Thousands of letters from National Committee members calling on Congress to pass legislation, which would repeal billions in insurance industry overpayments, are being sorted for delivery to Capitol Hill later this month. The President of the National Committee and former Congresswoman, Barbara Kennelly told the audience:

“At a time when our nation is struggling with how to create affordable health care coverage for all Americans, it is simply incomprehensible to me why we would destroy the one affordable, universal health care system that already exists in Medicare. The vast majority of Medicare beneficiaries remain in the traditional program. But their voices are not as loud as the insurance industry’s”.


According to the Congressional Budget Office, private insurers offering Medicare Advantage plans will collect $75 billion dollars this year alone and $1.31 trillion over the next decade. That’s funding which could have gone to Medicare but is now going to the insurance industry instead. Judith Stein, Executive Director, Center for Medicare Advocacy, Inc. says:

“Medicare wasn't broken. But because of the ever-increasing private Medicare options, it is. The solution for the Medicare crisis is not to increase the eligibility age or decrease benefits, but to stop privatizing the program at the expense of older people and taxpayers."


Rev. Sandra Butler-Truesdale, President of the Campbell Heights Resident’s Association, described how D.C. seniors became victims of a private insurer’s marketing pitch that puts sales ahead of seniors’ care. Campbell Heights seniors were promised the private plan wouldn’t replace Medicare, there were no co-pays and they could stay with their own doctors. None of that is true.

“We are now in limbo, waiting 45 days to be placed back in Medicare.What do we do if we need care within those 45 days? Most hospitals are in trouble financially and don’t want to admit patients without medical insurance. What do we do?”
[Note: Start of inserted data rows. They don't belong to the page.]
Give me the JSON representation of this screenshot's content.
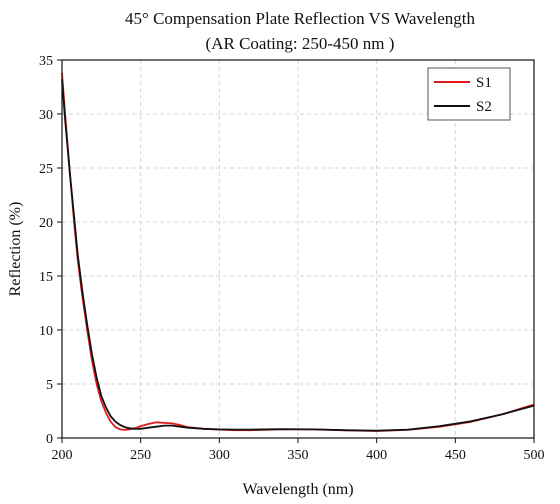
{
  "chart_data": {
    "type": "line",
    "title": "45° Compensation Plate Reflection VS Wavelength",
    "subtitle": "(AR Coating: 250-450 nm )",
    "xlabel": "Wavelength (nm)",
    "ylabel": "Reflection (%)",
    "xlim": [
      200,
      500
    ],
    "ylim": [
      0,
      35
    ],
    "xticks": [
      200,
      250,
      300,
      350,
      400,
      450,
      500
    ],
    "yticks": [
      0,
      5,
      10,
      15,
      20,
      25,
      30,
      35
    ],
    "grid": true,
    "legend_position": "top-right",
    "series": [
      {
        "name": "S1",
        "color": "#e31a1c",
        "x": [
          200,
          202,
          205,
          208,
          210,
          213,
          216,
          219,
          222,
          225,
          228,
          231,
          234,
          237,
          240,
          243,
          246,
          250,
          255,
          260,
          265,
          270,
          275,
          280,
          290,
          300,
          310,
          320,
          340,
          360,
          380,
          400,
          420,
          440,
          460,
          480,
          500
        ],
        "y": [
          33.8,
          30.0,
          24.5,
          19.5,
          16.5,
          13.0,
          10.0,
          7.2,
          5.0,
          3.4,
          2.3,
          1.5,
          1.0,
          0.8,
          0.75,
          0.8,
          0.9,
          1.1,
          1.3,
          1.45,
          1.4,
          1.35,
          1.2,
          1.0,
          0.85,
          0.78,
          0.72,
          0.72,
          0.8,
          0.8,
          0.7,
          0.65,
          0.75,
          1.05,
          1.5,
          2.2,
          3.1
        ]
      },
      {
        "name": "S2",
        "color": "#111111",
        "x": [
          200,
          202,
          205,
          208,
          210,
          213,
          216,
          219,
          222,
          225,
          228,
          231,
          234,
          237,
          240,
          243,
          246,
          250,
          255,
          260,
          265,
          270,
          275,
          280,
          290,
          300,
          310,
          320,
          340,
          360,
          380,
          400,
          420,
          440,
          460,
          480,
          500
        ],
        "y": [
          33.2,
          29.5,
          24.5,
          20.0,
          17.0,
          13.5,
          10.5,
          7.8,
          5.6,
          3.9,
          2.8,
          2.0,
          1.5,
          1.2,
          1.0,
          0.9,
          0.85,
          0.85,
          0.95,
          1.05,
          1.15,
          1.15,
          1.05,
          0.95,
          0.85,
          0.8,
          0.78,
          0.78,
          0.82,
          0.8,
          0.72,
          0.68,
          0.78,
          1.1,
          1.55,
          2.2,
          3.0
        ]
      }
    ]
  }
}
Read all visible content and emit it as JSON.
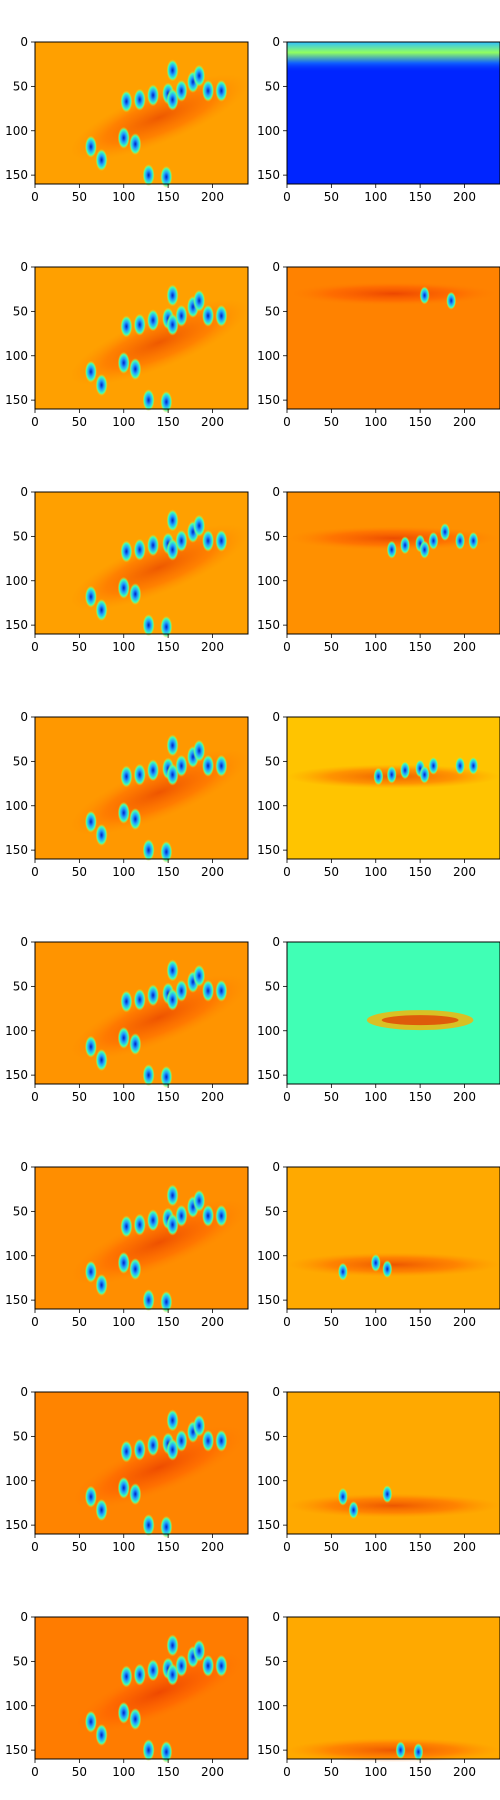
{
  "chart_data": {
    "type": "heatmap",
    "layout": {
      "rows": 8,
      "cols": 2
    },
    "colormap": "jet",
    "x_ticks": [
      0,
      50,
      100,
      150,
      200
    ],
    "y_ticks": [
      0,
      50,
      100,
      150
    ],
    "xlim": [
      0,
      240
    ],
    "ylim": [
      160,
      0
    ],
    "left_column": [
      {
        "row": 0,
        "background": "#FFA000"
      },
      {
        "row": 1,
        "background": "#FFA000"
      },
      {
        "row": 2,
        "background": "#FFA000"
      },
      {
        "row": 3,
        "background": "#FF9800"
      },
      {
        "row": 4,
        "background": "#FF9400"
      },
      {
        "row": 5,
        "background": "#FF8E00"
      },
      {
        "row": 6,
        "background": "#FF8400"
      },
      {
        "row": 7,
        "background": "#FF7C00"
      }
    ],
    "right_column": [
      {
        "row": 0,
        "background": "#0025FF",
        "band_center_y": 12
      },
      {
        "row": 1,
        "background": "#FF8200",
        "band_center_y": 30
      },
      {
        "row": 2,
        "background": "#FF9000",
        "band_center_y": 52
      },
      {
        "row": 3,
        "background": "#FFC400",
        "band_center_y": 67
      },
      {
        "row": 4,
        "background": "#40FFB5",
        "band_center_y": 88
      },
      {
        "row": 5,
        "background": "#FFA900",
        "band_center_y": 110
      },
      {
        "row": 6,
        "background": "#FFA900",
        "band_center_y": 128
      },
      {
        "row": 7,
        "background": "#FFA900",
        "band_center_y": 150
      }
    ],
    "blobs": [
      {
        "x": 103,
        "y": 67
      },
      {
        "x": 118,
        "y": 65
      },
      {
        "x": 133,
        "y": 60
      },
      {
        "x": 150,
        "y": 58
      },
      {
        "x": 155,
        "y": 65
      },
      {
        "x": 165,
        "y": 55
      },
      {
        "x": 178,
        "y": 45
      },
      {
        "x": 185,
        "y": 38
      },
      {
        "x": 195,
        "y": 55
      },
      {
        "x": 210,
        "y": 55
      },
      {
        "x": 63,
        "y": 118
      },
      {
        "x": 75,
        "y": 133
      },
      {
        "x": 100,
        "y": 108
      },
      {
        "x": 113,
        "y": 115
      },
      {
        "x": 128,
        "y": 150
      },
      {
        "x": 148,
        "y": 152
      },
      {
        "x": 155,
        "y": 32
      }
    ]
  }
}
Richard Deem, Senior Vice President of Advocacy with the American Medical Association says

“Congress can stop Medicare cuts to doctors and preserve seniors’ access to care by eliminating overpayments to private health insurers providing Medicare Advantage plans. These subsidies are making Medicare less sustainable as the baby-boom generation reaches Medicare eligibility”


If Medicare continues to fund large subsidies to private plans, the program will face even more pressure to cut benefits and increase out-of-pocket costs for beneficiaries. Traditional Medicare will be eroded while private plans continue to collect billions in subsidies and beneficiaries pay more of the high costs of healthcare.

It’s time to stop disadvantaging Medicare. End these costly subsidies to insurance companies and put that money to work for all of the 43 million Americans enrolled in Medicare not just the few enrolled in private plans.